Most prompt iteration goes like this: change the prompt, run it once, eyeball the output, decide. That process is almost always wrong. Sample size of one cannot distinguish "this is better" from "this happened to look better this time."
A proper prompt eval takes about half an hour and ends with an answer you can defend.
Step 1: build the eval set
Collect 10–50 representative inputs. "Representative" means:
- Real inputs if you have them. Past customer messages, past meeting transcripts, past code reviews.
- Distribution-aware. If 20% of your real traffic is short and 5% is multilingual, mirror that.
- Edge cases included. Empty inputs, garbage inputs, inputs in the wrong format. The model's behavior on edge cases often matters more than its behavior on the easy ones.
Freeze the eval set. Same inputs, every time. If you change the eval set, you have to re-run all candidates.
Step 2: define the rubric
Be specific about what "better" means. Three common rubric shapes:
- Binary: did it produce the right answer? Best for classification, extraction, simple QA. Cheap to score, mechanical.
- 4-point: how well did it produce the answer? 0 = wrong/broken, 1 = mostly wrong, 2 = mostly right, 3 = right. Best for open-ended tasks.
- Multi-dimensional: score each of (faithfulness, structure, voice, hard-errors). Best when one dimension can be great and another terrible.
Write the rubric down before you run anything. Otherwise you will subconsciously score in favor of the prompt you wrote last.
Step 3: run both candidates
Fix everything you can:
- Same model and version.
- Temperature 0 (or fix a seed and run k samples).
- Same system prompt baseline.
- Same input order.
- Same parser if you are checking format.
If you want to test sampling variance too, run each candidate at 3–5 different seeds and look at the worst-case score, not the best-case.
Step 4: score and compare
For binary tasks, count. prompt_A: 38/50 correct, prompt_B: 41/50 correct.
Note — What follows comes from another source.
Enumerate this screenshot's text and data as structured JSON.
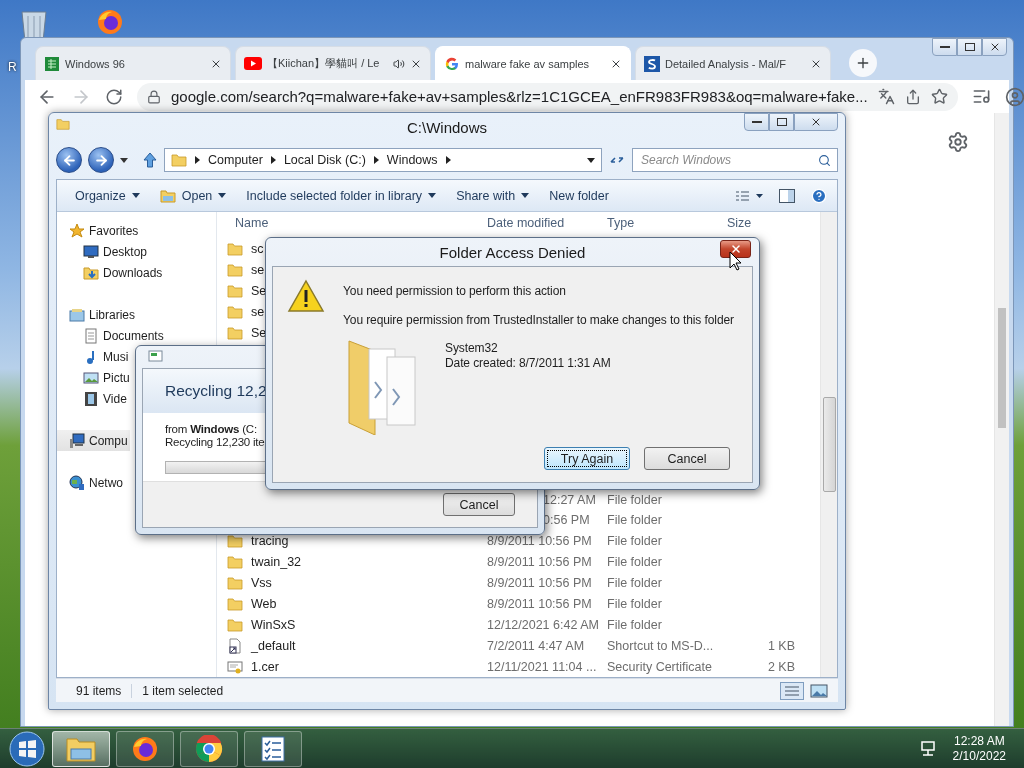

That difference might or might not be real. A binomial confidence interval (or a quick Fisher exact test) tells you whether the gap is significant at your sample size. For 50 examples, a 3-point gap is right on the edge.
For 4-point tasks, average the scores and look at the per-example diff. A new prompt that lifts the average but drops one specific case from "right" to "wrong" might be a regression you do not want.
Step 5: write it down
The single most useful artifact from prompt iteration is a tiny log: which prompt variant, on which eval set, on which model, got which score, on what date. Six iterations later this saves you from re-discovering that you already tried a variant.
The whole loop should take 30 minutes for a small eval. That is a tenth of the time most people spend "iterating" by vibes, and it produces actual answers.